Belief, the new Netflix movie, has two problems. First, it’s an inevitable comparison to Roger Michell’s excellent 1995 adaptation of the novel. In this case, the best of the novel spilled over into the public eye and made the film a cult hit. The other is the many dramas based on the English Regency that fill television. But the greatest influence bridgertons in historical dramas of the last five years. Director Carrie Cracknell tries to brilliantly replicate an exercise from the Shonda Rhimes series, but fails. And not just because Jane Austen’s novel doesn’t need reconstruction or a historical alternate universe. If not because the original story is already a brilliant statement about prejudice, exclusion and the search for happiness.

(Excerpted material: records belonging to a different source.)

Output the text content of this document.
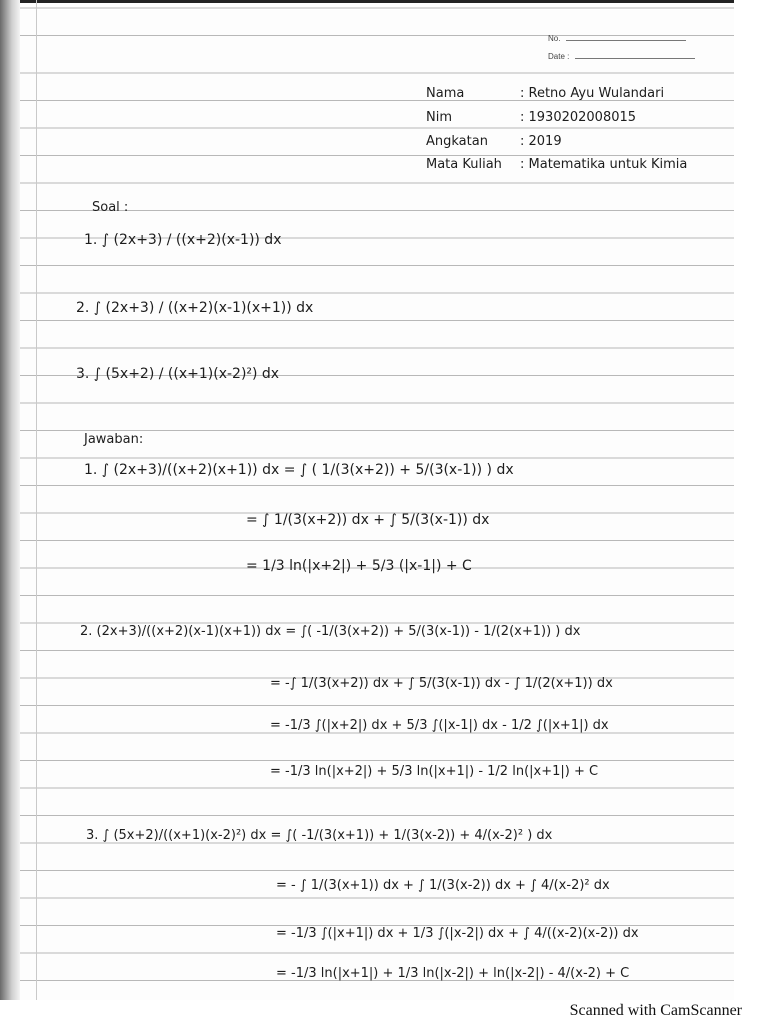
No.
Date :
Nama	: Retno Ayu Wulandari
Nim	: 1930202008015
Angkatan : 2019
Mata Kuliah : Matematika untuk Kimia
Soal :
1. ∫ (2x+3) / ((x+2)(x-1)) dx
2. ∫ (2x+3) / ((x+2)(x-1)(x+1)) dx
3. ∫ (5x+2) / ((x+1)(x-2)²) dx
Jawaban:
1. ∫ (2x+3)/((x+2)(x+1)) dx = ∫ ( 1/(3(x+2)) + 5/(3(x-1)) ) dx
= ∫ 1/(3(x+2)) dx + ∫ 5/(3(x-1)) dx
= 1/3 ln(|x+2|) + 5/3 (|x-1|) + C
2. (2x+3)/((x+2)(x-1)(x+1)) dx = ∫( -1/(3(x+2)) + 5/(3(x-1)) - 1/(2(x+1)) ) dx
= -∫ 1/(3(x+2)) dx + ∫ 5/(3(x-1)) dx - ∫ 1/(2(x+1)) dx
= -1/3 ∫(|x+2|) dx + 5/3 ∫(|x-1|) dx - 1/2 ∫(|x+1|) dx
= -1/3 ln(|x+2|) + 5/3 ln(|x+1|) - 1/2 ln(|x+1|) + C
3. ∫ (5x+2)/((x+1)(x-2)²) dx = ∫( -1/(3(x+1)) + 1/(3(x-2)) + 4/(x-2)² ) dx
= - ∫ 1/(3(x+1)) dx + ∫ 1/(3(x-2)) dx + ∫ 4/(x-2)² dx
= -1/3 ∫(|x+1|) dx + 1/3 ∫(|x-2|) dx + ∫ 4/((x-2)(x-2)) dx
= -1/3 ln(|x+1|) + 1/3 ln(|x-2|) + ln(|x-2|) - 4/(x-2) + C
Scanned with CamScanner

But Belief he fails to clutter Austen’s speech, notorious for its irony and twisted satire, with passive, aggressive, and tedious social commentary. Especially when the puns, thoughtful atmosphere, and powerful status of the novel as insight into complex ideas fade. Instead, Cracknell is far more interested in making it clear that Austin was a woman ahead of her time, which the plot doesn’t need.
The premise of a woman who must marry in order not to become an outcast of society becomes an ineffective critique of contemporary culture. In particular, because the source material does not require twisting. As such, Belief This is a drama with apparent simplicity, under which a deep secret pain beats. version Netflix movie robs history of charmits bittersweet tone and its ability to confuse.
Persuasion is a bad copy of a larger product
Most confusingly, the Netflix adaptation has a suspenseful atmosphere that seems to add little to an already familiar story. Director moves the camera with a sour look through luxurious salons and perfect exquisite costumes. But he lacks the cunning to make all the beauty the surface of something more painful and tenacious.
Even the English Bath, the writer’s birthplace and the film’s exterior setting, has a dull tone. A discolored soft feeling that doesn’t quite heal even in the most emotional moments. first half hour Belief made it clear: the idea you want to convey has no weight. Or he loses it when the argument loses beauty, power and eloquence.
Austin’s era-defining work
Cracknell clearly wanted to tell a story with exuberant energy. Bridgerton. Belief the same happy atmosphere inclusion of racial characters and the idea of time as an alternative idea. But the script lacks the charm of being able to move Austen’s work to the same places as in the popular series.
Instead, it shows Ann Elliot (Dakota Johnson) as a woman who wants to live. Who knows that she also wants to live, but is crushed by the social weight of loneliness. Of course, these are common themes in Austen’s literature, but the writer always treated them symbolically. Ann knows that her great advantage is to appear useful to her wealthier relatives. To be a woman who was persuaded to let herself be carried away by love.
Such a story runs the risk of seeming cheesy out of necessity. But Austin infused it with a sarcastic sense of humor that has endured in all of his adaptations ever since. Ironically, the Netflix version lacks this depth of origin, while the rationale for its presence is clear. Even worse, he turns his characters into caricatures.
Persuasion, tangled work
It is no longer about protecting women as individuals and seeking mental freedom. Like this Belief from Netflix ineptly plays with plot elements, turns it into an absurd melodrama. Because of the love Ann rejected, he returns, but instead of rethinking it, he becomes a cat and mouse game without depth. Ann is in love with Frederick Wentworth (Cosmo Jarvis), whom she dumped for being a simple sailor. But now that he has become a wealthy naval captain, the interest of the eternal bachelor becomes irresistible.
But if in the novel the dilemma is moral and intellectual, then in Belief this is a boring argument. Especially when he tries to force the novel into a contemporary dilemma that history doesn’t need. And that, in addition, they have a strange effect of slowing down. Why again and again insist on the injustice of assessing a woman for her social status? Why return to the theme of love as the main source of pleasure and hope, if the novel tells about it in a thin layer? If something is tiresome and at times unbearable in Belief, It’s your inability to bite wit. Its raw simplicity and downright innocence.
And in the end, they all ate the partridges, because there was no other way.
Dakota Johnson could be a memorable Austin woman. Moreover, she has a sharp intuitive malice of all her heroines. But the screenplay by Ron Bass and Alice Victoria Winslow fills the plot with ridiculous phrases. Intelligence statements that no one needs to hear because they are vague and hint at contemporary feminism without much depth. If the anachronisms bridgertons or in excellent works such as Marie Antoinette Sofia Coppola was the point of a brilliant provocation, in Belief They are pure waste. Blank spaces that the script can’t hold onto, let alone carefully crafted.
In the end, Belief It’s a shadow of what could have been. A hard, boring and soporific version of a piece that stands out alongside its opposite. A waste of drama with hundreds of facets and a particularly sinister sense of identity. In contrast, the Netflix movie is a bland backdrop. An unforgettable work that, in the end, will remain only a fleeting memory in the memory of the huge catalog of the platform.